Evacuation from Hawaii
We finally got evacuated in March or early April. We had been called to an earlier evacuation but mother went into hiding if you will, and we missed the ship so we were able to stay an extra month. And the reason for the evacuation was pretty much because the Hawaiian Islands aren’t self-sufficient food-wise and the fewer people that were there, the less [food] would have to be shipped out to the island. So we felt that was really the reason we were evacuated. Not from any fear of the Japanese coming.
Life after Pearl Harbor
We lived pretty much [the same] as before [Pearl Harbor was attacked.] We got black paint – I think it was artist’s paint of some kind – and we blacked out all the windows. We painted the headlights of the car, painted them over with just a little blue dot in the middle. As I said, whisky rationing happened right away. That didn’t bother me, but my mother made note of it to me.
Spotting the USS Shaw Story
Well one thing (this is a one-day event), we were at the beach in January or February. Now do I have to explain that that’s warm climate … you can go to the beach in January or February? And we saw a destroyer going by, and, by golly, its camouflage was so good, you couldn’t even see the front portion. You just saw the back end of it. It turns out it was the [USS] Shaw. And the Shaw had his bow blown off, and he put a temporary stub-bow on and sent it back to the States. So what we were looking at really didn’t have a bow.
Lack of Discrimination in Hawaii
Did you know if the Japanese-Americans [in Hawaii] felt anything discriminatory after Pearl Harbor?

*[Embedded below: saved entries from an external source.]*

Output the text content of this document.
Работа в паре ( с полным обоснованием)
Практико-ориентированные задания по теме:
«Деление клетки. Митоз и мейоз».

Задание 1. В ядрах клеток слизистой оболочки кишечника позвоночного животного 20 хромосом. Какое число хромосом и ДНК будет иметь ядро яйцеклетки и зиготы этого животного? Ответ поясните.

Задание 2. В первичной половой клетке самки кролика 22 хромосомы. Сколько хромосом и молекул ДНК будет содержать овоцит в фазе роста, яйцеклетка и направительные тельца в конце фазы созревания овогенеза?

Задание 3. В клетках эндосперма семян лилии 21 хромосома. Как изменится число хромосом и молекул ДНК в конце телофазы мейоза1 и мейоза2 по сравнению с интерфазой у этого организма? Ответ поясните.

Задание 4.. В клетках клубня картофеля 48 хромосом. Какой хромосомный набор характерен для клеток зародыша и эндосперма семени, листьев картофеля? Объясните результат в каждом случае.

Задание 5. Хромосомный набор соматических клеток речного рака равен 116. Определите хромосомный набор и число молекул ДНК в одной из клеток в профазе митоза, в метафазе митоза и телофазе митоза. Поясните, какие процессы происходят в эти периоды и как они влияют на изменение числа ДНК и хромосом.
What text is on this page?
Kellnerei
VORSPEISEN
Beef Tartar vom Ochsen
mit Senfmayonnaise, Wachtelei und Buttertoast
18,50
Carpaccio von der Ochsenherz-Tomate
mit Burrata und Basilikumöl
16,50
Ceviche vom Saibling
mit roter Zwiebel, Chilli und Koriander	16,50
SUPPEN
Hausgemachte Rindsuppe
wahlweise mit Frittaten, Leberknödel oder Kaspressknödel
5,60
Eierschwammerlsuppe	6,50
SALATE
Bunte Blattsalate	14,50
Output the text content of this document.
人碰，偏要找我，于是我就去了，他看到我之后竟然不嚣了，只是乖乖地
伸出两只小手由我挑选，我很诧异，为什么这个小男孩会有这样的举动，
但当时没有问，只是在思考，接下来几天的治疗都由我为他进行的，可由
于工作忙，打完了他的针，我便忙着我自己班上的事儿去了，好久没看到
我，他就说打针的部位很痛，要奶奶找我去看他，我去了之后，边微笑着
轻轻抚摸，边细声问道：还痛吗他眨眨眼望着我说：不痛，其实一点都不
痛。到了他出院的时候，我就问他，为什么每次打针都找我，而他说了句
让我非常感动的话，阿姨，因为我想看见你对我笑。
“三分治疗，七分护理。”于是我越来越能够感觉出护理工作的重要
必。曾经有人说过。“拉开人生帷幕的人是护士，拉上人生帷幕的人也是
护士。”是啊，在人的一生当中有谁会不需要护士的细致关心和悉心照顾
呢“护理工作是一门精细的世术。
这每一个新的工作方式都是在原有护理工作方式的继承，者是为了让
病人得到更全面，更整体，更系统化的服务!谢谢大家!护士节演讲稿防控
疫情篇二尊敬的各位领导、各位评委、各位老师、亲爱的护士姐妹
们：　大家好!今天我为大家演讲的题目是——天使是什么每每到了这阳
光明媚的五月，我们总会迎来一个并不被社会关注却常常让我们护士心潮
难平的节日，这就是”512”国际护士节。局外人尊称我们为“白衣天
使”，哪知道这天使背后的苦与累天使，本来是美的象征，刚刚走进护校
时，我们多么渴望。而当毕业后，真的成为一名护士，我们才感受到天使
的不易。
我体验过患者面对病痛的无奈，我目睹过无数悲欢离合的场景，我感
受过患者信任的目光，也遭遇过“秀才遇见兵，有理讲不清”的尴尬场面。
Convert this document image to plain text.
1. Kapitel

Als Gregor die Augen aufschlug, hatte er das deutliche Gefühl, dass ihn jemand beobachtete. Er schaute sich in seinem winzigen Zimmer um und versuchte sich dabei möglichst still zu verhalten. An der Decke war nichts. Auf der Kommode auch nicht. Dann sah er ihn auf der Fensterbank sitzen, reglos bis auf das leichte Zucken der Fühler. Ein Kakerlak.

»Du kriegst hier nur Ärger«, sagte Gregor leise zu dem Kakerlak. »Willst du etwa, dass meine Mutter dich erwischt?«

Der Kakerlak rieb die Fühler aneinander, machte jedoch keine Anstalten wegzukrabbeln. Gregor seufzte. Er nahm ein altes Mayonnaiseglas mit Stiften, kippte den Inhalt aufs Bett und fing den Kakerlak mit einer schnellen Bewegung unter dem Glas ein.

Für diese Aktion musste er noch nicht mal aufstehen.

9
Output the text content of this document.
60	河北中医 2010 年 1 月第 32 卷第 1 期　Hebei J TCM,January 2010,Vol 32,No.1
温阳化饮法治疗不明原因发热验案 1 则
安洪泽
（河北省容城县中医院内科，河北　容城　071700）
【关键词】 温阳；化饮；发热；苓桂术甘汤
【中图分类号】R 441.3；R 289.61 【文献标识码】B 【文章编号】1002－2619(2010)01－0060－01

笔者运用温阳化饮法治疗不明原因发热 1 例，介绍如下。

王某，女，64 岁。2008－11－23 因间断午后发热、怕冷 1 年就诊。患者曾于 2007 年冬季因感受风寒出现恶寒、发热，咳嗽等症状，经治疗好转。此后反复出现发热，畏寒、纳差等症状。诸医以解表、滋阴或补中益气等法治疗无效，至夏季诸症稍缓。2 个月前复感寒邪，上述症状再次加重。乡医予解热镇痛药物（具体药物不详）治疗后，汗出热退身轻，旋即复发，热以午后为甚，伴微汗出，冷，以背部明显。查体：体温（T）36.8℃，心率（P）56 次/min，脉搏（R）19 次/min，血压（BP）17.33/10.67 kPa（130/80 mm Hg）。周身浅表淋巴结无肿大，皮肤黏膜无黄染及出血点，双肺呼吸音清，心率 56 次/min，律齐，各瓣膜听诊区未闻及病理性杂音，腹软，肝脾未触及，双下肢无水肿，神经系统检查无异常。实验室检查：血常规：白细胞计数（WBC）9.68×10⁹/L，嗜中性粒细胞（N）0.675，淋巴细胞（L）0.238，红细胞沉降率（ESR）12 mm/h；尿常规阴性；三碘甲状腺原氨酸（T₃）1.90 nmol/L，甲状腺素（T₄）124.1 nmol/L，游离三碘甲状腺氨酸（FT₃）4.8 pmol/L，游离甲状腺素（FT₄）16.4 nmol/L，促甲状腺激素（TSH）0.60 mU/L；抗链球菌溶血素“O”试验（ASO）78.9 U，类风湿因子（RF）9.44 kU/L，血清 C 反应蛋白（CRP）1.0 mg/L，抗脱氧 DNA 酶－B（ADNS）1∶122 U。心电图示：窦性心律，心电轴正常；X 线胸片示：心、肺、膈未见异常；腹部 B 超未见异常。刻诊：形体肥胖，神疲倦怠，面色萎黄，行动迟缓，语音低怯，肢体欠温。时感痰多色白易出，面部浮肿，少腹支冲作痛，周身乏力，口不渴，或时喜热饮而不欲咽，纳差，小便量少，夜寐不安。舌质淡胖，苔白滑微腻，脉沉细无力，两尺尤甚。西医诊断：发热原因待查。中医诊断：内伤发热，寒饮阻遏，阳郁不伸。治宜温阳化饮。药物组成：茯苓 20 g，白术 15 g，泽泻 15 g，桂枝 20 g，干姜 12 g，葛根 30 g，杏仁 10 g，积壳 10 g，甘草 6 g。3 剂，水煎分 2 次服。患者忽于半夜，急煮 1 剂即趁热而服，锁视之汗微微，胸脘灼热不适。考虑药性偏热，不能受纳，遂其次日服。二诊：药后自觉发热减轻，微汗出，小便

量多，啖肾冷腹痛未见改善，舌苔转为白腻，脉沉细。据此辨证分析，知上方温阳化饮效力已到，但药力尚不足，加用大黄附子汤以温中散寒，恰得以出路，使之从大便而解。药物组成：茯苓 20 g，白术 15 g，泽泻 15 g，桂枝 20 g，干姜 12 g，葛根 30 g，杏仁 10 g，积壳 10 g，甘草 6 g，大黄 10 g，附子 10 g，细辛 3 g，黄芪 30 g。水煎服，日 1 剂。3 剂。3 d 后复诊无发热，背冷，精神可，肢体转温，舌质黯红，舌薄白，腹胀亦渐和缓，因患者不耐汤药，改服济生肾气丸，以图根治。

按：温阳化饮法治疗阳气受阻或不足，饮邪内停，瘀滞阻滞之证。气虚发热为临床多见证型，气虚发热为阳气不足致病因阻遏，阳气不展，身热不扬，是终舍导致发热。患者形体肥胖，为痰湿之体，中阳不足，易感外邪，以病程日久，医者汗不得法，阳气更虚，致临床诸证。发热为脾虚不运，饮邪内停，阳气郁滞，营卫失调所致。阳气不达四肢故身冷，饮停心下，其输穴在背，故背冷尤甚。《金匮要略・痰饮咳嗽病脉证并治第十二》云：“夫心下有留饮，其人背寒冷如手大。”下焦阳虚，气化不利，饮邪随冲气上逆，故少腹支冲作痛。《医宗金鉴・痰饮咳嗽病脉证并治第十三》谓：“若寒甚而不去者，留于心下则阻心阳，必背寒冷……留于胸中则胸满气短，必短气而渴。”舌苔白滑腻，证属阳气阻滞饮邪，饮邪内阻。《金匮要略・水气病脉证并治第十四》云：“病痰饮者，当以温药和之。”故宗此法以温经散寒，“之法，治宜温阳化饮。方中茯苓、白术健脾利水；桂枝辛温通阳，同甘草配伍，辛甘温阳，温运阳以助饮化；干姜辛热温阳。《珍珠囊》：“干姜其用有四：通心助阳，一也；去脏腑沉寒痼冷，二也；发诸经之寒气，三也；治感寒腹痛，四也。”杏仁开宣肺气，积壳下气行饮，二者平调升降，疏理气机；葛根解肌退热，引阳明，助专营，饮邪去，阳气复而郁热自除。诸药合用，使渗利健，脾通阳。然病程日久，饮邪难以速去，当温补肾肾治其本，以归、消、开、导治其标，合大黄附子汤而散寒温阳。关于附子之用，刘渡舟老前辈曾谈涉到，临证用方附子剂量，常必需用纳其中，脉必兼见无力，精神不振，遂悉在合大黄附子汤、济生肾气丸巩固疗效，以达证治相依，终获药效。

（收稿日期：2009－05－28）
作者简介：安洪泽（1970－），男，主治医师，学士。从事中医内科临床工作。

Absolutely not. About six months before the war started – maybe a year before – there was an exercise where the National Guard manned all kinds of places around. Actually, in town, we had a machine gun nest on a corner one block from us. It was a bunch of sandbags set up for a machine gun nest. All the National Guards there were Japanese. They were American, but they looked Japanese.
Well, I don’t know if there was hatred in California or if it was just in Washington, but when they interned all of those people, it was a terrible thing to do. Heck, two out of every ten people in Hawaii were of Japanese origin. The people there did not think that just because they looked like a Japanese person that they were enemies. It would have been hell to pay if they did.